Jose’s Story
by Jeff McMahon


Originally printed January 31, 1985.

	In Ancient Greece, wanderers and vagrants were protected by Zeus. Mess with a hobo and you’d be dancing with lightning bolts.
	In Elizabethan England, people were not allowed to travel without the name of an affluent nobleman tattooed on their foreheads.
	In 1970 in Tucson, half a dozen university police decided to remove 300 street people who had made the lawn of the old library building (now the Arizona State Museum) their home. Three days of rocks, fires, clubs, and tear gas followed.
	Today, free spirits are difficult to find.
	I knew a short, dark-skinned smiling man called Jose or Joseph, according to your preference.

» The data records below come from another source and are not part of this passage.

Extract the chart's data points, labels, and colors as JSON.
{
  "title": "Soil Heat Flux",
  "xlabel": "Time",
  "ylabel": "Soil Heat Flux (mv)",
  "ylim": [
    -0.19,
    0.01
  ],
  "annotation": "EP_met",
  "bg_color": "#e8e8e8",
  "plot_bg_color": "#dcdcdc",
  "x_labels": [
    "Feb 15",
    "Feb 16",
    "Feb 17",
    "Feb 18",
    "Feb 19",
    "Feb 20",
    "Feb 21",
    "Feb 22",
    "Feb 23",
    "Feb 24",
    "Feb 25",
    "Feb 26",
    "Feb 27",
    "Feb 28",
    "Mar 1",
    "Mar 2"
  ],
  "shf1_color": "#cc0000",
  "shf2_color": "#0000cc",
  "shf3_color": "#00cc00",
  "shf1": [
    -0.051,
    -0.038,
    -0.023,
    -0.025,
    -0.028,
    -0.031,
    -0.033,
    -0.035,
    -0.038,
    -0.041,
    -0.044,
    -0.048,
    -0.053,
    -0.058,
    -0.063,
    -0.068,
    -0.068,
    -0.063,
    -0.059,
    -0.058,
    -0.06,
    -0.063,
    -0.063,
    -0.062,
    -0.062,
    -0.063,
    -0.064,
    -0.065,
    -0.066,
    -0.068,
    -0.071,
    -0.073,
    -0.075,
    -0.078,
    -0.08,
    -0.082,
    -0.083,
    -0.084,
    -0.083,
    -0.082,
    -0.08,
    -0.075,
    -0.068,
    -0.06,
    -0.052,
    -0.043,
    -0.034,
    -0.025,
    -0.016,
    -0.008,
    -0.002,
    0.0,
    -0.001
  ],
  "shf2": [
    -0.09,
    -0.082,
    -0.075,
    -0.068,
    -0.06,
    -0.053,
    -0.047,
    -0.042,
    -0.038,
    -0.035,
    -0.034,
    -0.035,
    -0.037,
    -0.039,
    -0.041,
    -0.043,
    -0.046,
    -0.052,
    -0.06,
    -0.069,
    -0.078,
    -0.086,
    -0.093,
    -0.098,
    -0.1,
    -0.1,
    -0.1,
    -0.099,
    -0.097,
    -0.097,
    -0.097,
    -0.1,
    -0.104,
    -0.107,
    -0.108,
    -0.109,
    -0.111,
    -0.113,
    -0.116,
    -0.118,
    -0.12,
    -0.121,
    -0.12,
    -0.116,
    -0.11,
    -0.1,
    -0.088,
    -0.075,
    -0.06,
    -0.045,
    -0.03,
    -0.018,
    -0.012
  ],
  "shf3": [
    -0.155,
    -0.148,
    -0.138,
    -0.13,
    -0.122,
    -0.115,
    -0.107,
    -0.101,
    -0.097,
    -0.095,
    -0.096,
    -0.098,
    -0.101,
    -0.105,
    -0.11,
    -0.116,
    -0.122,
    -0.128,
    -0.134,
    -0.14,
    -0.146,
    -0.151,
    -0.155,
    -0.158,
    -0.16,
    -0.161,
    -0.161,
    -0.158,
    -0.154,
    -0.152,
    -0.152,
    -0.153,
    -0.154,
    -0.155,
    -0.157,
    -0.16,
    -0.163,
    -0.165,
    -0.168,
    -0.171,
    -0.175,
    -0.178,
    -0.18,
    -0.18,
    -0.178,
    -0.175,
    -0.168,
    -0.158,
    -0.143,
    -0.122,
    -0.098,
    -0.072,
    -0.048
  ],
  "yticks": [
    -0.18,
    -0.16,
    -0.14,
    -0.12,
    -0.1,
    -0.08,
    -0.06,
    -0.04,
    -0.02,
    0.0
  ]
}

The university area and Fourth Avenue were his haunts. He would gladly trade the story of his life for a quarter, which got him a cup of soup somewhere.
	The story of Jose’s life changed with every quarter you handed him, which made him, I guess, a writer.
	For my money, Jose was from a noble family in India. He never said he was a prince, but in India a bowl of rice a day makes you a prince. Jose had a wealthy Hindu grandfather, which seems, in itself, like a contradiction in terms.
	Jose himself was not a good Hindu. He enjoyed sex and red meat and would sneak away from his village and into the hills, where he would pursue his interests.
	Jose’s grandfather caught him once, and the old man sent Jose to America, the living hell of sex and red meat, to teach him a lesson.
	“When you have become a better man,” he told Jose, “you may come home.”
	Jose wandered through America penniless and drifted often through Tucson, a place he came to love. With the quarters he gathered Jose bought some beads and leather string, and he made necklaces from these things.
	Eventually Jose got his own space, a corner in the back room of an Indian jewelry store near the university. There he made jewelry, which the shop owner sold.
	Jose found that he had a home. He stopped eating red meat. He stopped pursuing women.
	But Jose and the jewelry store could not compete with the American passion for plastic and plastic fads, and one day when it seemed the business could stand no longer, the jewelry store burned down.
	The owner disappeared. Jose returned to the streets.
	Jose told me this story in the Jack-in-the-Box at Park and Speedway. He was eating a Jumbo Jack.
	The last time I saw Jose was two years ago on Fourth Avenue. I was on the west side of the street walking south, and he was on the east side of the street walking north.
	“Hello, Jose!” I shouted. He looked across at me and flashed his yellow teeth, but he did not seem to recognize me. I suppose Jose told the story of his life to many people and could not be expected to remember them all.
	Now I miss Jose and his story. I have many quarters I would gladly give him to hear it again. I wonder if he is in India, or if he is in an unmarked grave in the living hell of sex and red meat.